In 2025, are CrossOver and UpWork still in a neo-colonial race to outsource US jobs?
Well, the lack of jobs listed on CrossOver seems to indicate that like the rest of the tech industry, Trilogy might be downsizing. CrossOver’s business model could become obsolete soon if AI can replace junior developers.
Also, surely Liemandt would say his real passion in life isn’t soul sucking private equity or patent trolling: it’s teaching entrepreneurship.
Hence, Liemandt’s focus has shifted to the development of 2 Hour Learning (2HL) software for several “AI-powered” schools.
Teachers Wanted?
In a post on the “Teachers in Transition” subreddit, a teacher shared their experience applying for a $200k job at Novatio School (not remote), which uses 2HL.
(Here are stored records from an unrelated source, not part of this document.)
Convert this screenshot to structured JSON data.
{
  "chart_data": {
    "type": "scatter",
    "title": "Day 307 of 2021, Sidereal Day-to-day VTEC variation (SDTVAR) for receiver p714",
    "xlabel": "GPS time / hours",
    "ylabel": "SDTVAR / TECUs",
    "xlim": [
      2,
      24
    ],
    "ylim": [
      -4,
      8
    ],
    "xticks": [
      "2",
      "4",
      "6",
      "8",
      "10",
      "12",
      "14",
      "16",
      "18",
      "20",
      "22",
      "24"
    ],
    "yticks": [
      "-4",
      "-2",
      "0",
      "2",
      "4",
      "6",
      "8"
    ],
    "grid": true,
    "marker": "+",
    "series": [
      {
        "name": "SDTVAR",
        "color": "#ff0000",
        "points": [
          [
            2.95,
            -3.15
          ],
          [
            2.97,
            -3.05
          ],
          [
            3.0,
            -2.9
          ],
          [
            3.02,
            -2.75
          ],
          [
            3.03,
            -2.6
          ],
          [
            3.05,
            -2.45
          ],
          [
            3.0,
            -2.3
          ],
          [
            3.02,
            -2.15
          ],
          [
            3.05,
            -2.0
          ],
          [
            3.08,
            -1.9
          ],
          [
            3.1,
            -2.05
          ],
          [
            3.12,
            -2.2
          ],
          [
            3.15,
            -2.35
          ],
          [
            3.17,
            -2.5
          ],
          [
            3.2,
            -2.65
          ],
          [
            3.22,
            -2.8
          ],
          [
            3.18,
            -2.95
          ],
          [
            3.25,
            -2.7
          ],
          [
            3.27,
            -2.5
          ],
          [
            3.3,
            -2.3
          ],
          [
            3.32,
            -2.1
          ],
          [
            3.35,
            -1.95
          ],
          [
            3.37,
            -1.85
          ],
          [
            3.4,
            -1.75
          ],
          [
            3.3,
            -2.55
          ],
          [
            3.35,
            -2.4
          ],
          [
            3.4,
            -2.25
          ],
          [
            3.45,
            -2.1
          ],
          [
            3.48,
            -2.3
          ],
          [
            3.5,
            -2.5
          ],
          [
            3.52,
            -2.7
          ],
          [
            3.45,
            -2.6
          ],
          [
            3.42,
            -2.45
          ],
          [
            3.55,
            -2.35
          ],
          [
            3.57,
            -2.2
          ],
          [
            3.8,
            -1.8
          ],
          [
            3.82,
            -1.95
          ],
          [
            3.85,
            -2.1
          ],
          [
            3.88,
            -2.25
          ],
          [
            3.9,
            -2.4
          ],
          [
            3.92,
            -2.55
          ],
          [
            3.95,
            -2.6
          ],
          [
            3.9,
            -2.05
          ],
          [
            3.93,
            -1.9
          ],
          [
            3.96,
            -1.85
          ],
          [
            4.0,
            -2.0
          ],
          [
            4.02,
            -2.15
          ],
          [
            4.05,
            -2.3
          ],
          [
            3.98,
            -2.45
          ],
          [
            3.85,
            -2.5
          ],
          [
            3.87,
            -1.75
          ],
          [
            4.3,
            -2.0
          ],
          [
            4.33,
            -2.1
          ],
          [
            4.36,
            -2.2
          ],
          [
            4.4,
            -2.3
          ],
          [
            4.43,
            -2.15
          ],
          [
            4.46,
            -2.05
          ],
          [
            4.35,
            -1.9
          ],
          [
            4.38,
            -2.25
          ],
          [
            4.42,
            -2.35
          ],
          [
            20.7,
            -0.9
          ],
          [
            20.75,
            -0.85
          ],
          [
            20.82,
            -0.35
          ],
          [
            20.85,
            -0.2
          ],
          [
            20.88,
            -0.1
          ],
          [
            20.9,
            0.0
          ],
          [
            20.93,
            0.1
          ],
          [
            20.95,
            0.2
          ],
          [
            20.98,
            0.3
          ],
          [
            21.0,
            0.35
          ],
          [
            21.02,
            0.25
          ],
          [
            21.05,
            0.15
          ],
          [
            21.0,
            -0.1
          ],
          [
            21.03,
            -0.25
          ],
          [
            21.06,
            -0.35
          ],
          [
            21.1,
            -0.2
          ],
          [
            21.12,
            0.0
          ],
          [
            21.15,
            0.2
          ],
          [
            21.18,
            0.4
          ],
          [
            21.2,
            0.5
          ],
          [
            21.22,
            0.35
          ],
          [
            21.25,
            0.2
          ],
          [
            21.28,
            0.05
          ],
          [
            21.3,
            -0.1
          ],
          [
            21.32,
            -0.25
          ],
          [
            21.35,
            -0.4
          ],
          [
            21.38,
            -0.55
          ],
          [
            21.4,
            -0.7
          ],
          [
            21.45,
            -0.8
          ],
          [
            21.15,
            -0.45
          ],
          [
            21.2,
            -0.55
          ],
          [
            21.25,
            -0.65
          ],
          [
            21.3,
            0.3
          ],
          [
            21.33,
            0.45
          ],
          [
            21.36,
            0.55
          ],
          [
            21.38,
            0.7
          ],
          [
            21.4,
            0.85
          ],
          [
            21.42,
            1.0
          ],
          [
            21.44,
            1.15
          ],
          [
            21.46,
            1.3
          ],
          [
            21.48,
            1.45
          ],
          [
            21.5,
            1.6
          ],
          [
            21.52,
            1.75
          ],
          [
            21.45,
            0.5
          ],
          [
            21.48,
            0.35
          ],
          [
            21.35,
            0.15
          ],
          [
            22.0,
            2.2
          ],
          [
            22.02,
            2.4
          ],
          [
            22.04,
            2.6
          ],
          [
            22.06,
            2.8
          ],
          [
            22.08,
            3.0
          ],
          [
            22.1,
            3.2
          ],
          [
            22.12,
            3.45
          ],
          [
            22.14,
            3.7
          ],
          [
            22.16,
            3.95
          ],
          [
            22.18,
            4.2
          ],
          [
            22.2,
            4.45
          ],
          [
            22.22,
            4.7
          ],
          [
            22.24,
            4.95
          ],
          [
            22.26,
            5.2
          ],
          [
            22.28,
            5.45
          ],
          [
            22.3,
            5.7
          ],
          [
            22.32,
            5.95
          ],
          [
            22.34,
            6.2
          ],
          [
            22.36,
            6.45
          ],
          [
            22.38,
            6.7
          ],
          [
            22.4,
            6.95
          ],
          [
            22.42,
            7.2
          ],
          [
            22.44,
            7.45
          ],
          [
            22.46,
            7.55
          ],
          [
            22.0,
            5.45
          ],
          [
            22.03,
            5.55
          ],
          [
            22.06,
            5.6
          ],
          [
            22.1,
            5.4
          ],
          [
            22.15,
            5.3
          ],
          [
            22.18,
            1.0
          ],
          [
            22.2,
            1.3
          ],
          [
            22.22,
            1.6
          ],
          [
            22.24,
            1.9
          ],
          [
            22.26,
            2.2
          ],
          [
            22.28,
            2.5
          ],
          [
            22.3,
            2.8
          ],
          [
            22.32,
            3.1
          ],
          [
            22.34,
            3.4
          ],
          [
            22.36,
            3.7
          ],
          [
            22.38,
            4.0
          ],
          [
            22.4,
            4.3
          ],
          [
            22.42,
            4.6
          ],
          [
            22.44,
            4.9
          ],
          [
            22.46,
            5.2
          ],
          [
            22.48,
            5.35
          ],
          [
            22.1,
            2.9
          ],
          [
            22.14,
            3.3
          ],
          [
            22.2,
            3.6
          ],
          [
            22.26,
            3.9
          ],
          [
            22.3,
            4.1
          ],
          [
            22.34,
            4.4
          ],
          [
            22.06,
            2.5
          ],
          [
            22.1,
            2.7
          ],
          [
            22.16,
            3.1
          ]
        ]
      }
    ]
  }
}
I progressed far in the process, submitted detailed assignments, and in the most recent application, was invited to an interview.
After being told that I was not successful, I then received a Calendly invite for an interview. Confused but hopeful, I scheduled and prepared thoroughly. On the day of the interview, I waited in the Google Meet room—only for no one to show up. I was left in the dark, with no communication or follow-up.
I have received zero feedback, and after repeated attempts to gain clarity from both Crossover and Novatio, I still have no idea what happened or why the process was handled so inconsistently.
[…] complete lack of respect for applicants’ effort, time, and emotional investment.
Could these job listings be fake?
On r/teacher another user had the same thought, “Is this real?”, reacting to a crazy job offer to work at GT School, another AI school that uses 2HL.
Unfortunately it’s become common for companies in the US to post fake job ads. 40% of companies posted a fake job listing in 2024, according to a survey of 650 hiring managers. Inflated job boards can help companies look like they’re growing to investors, even when they aren’t.
Yet another 2HL front, Alpha School, is opening seven new schools in Fall 2025. Certainly they have a real need to hire staff… and all that labor could cost a pretty penny!
Conspiracy for Hire
AI hasn’t replaced teachers or software engineers, but what if it’s replacing recruiters?
It’s possible that Trilogy is using another one of its holdings, IgniteTech, to automate hiring workflows. That could explain why applicants simply get ghosted at the interview stage.
Is CrossOver harvesting free labor under the guise of “job applications”?
I’ve got no proof of that… but it seems Gauntlet AI is doing it openly!
Gauntlet AI
“Thirty yards of board fence nine feet high” - Tom Sawyer
The most Elite AI-First Engineers in the world don't apply to jobs -
they finish the Gauntlet.Complete the Gauntlet. Receive a $200k/yr offer as an AI Engineer.
Gauntlet AI is a thousand hour long job application. No joke.
Applicants are “challenged” to spend 80 to 100 hours per week, for 5 weeks in training/preparation and 5 weeks (up to 500 hours) working on real projects provided by hiring partners, which are… you guessed it… all owned by Trilogy (Liemandt)!
Zero tuition. All expenses paid.
Yup that’s right, you get to do $7,500+ worth of work for a billionaire: free of charge! (Based on Austin’s $15/hr minimum wage.)
Incredibly though, they’ve already convinced a cohort of “students” they’re just one yard of whitewashed fence away from earning the big bucks.
It’s a clever scheme: rebranding an unpaid internship as hands-on learning.
Call it the “real-world work assessment” of a “job application”.
“Does a boy get a chance to whitewash a fence every day?”
That put the thing in a new light. […]
“Say, Tom, let me whitewash a little.”